BUMIAYU, SATELITPOST – Muatan truk yang berlebih menjadi penyebab utama kecelakaan mau di Jatisawit, Bumiayu. Kondisi rem truk yang tadinya sempat diduga mengalami kerusakan itu ternyata masih berfungsi dengan baik.

“Perlu kami sampaikan bahwa rem masih berfungsi dengan baik. Tapi ada kelebihan muatan pada truk yang membuat laju truk sulit dikendalikan,” ujar Dirlantas Polda Jateng, Kombes Pol Bakharuddin MS pada Satelitpost, Senin (21/5/2018).

Bakharuddin mengatakan, truk tersebut seharusnya bermuatan maksimal 20 ton 750 kilogram. Namun kenyataannya, truk itu memiliki muatan 38,5 ton. “Ada kelebihan 18,8 ton dari yang seharusnya. Ini yang menyebabkan truk sulit dikendalikan, ditambah dengan faktor jalan yang menurun sekitar 3 kilometer dari paguyangan, fly over kretek itu kan turun terus,” ujar dia.

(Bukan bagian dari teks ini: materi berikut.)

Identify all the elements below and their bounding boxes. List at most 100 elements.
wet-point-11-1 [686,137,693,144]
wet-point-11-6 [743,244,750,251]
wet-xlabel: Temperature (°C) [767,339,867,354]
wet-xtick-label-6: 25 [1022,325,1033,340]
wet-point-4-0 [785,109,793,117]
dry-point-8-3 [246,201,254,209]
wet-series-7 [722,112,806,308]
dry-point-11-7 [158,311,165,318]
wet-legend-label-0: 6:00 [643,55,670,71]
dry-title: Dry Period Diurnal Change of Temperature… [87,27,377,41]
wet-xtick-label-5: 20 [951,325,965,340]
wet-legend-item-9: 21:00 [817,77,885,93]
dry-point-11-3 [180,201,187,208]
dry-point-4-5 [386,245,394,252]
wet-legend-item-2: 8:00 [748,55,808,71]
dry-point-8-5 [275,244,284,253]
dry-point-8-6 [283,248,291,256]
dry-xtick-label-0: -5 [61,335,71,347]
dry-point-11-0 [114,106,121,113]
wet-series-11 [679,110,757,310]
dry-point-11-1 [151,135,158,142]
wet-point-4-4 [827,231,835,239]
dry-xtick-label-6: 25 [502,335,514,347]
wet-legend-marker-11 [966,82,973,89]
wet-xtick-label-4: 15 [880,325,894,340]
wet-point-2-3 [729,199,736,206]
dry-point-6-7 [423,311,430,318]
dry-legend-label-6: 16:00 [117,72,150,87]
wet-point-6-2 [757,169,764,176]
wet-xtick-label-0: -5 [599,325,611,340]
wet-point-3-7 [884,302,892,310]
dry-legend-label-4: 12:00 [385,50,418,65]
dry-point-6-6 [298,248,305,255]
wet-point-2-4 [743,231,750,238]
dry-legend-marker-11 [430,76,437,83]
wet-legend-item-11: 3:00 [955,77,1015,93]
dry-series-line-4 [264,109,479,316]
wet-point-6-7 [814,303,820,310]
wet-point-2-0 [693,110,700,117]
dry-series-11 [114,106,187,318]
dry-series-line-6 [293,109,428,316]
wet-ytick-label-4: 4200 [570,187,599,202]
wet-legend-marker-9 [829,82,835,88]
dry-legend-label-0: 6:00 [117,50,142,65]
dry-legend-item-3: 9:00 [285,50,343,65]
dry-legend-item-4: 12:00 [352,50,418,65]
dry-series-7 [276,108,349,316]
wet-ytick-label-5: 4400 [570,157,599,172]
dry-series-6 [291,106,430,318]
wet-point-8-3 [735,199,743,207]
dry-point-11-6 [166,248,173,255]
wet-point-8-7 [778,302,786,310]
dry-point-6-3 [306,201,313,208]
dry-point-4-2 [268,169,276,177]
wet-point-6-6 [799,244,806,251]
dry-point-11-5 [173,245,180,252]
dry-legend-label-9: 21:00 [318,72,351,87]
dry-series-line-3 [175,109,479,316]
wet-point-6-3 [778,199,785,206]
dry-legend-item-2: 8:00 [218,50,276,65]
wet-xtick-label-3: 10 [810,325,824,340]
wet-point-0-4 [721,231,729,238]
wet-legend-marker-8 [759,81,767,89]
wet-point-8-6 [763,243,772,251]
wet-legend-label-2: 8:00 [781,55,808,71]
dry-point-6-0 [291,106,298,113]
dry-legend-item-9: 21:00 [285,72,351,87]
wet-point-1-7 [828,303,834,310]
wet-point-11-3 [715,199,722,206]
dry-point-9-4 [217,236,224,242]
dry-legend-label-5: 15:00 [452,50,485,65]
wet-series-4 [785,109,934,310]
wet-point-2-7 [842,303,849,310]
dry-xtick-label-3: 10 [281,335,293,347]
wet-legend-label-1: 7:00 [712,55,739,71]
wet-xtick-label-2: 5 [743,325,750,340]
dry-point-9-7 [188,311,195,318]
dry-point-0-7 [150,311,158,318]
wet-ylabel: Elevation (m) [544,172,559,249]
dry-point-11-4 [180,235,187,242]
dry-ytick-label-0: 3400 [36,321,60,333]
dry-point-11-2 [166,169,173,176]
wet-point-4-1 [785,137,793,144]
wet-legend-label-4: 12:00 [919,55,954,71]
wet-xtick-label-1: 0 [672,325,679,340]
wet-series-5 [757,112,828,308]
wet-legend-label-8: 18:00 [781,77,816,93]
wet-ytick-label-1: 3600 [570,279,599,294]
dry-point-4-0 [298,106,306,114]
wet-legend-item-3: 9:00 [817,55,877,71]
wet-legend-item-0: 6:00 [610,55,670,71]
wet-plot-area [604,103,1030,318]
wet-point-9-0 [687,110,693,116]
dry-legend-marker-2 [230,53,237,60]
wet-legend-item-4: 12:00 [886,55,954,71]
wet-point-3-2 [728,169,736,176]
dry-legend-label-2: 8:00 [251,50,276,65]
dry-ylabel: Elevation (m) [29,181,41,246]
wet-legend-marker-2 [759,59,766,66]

Baca Juga: 11 Meninggal, 10 Luka, Ini KRONOLOGI Kecelakaan Beruntun Jatisawit Bumiayu

Karena dorongan truk yang tak terkendali, sopir yang seharusnya masuk ke jalan lingkar jadi melewati jalan kota. “Dari 300 meter pertama truk menabrak motor dan banyak korban luka, selanjutnya sopir menabrak mobil hingga terguling. Mobil ini kemudian menabrak motor, sementara truk masih terus melaju hingga menabrak beberapa rumah,” ujarnya.

Akibat kecelakaan ini ada 12 korban yang meninggal dunia. “Lima di pasar, empat di tkp pasar, satu di RS. Supir saat ini masih dalam perawatan dan belum stabil kondisinya. Sehingga belum bisa dimintai keterangan,” katanya.(nyk)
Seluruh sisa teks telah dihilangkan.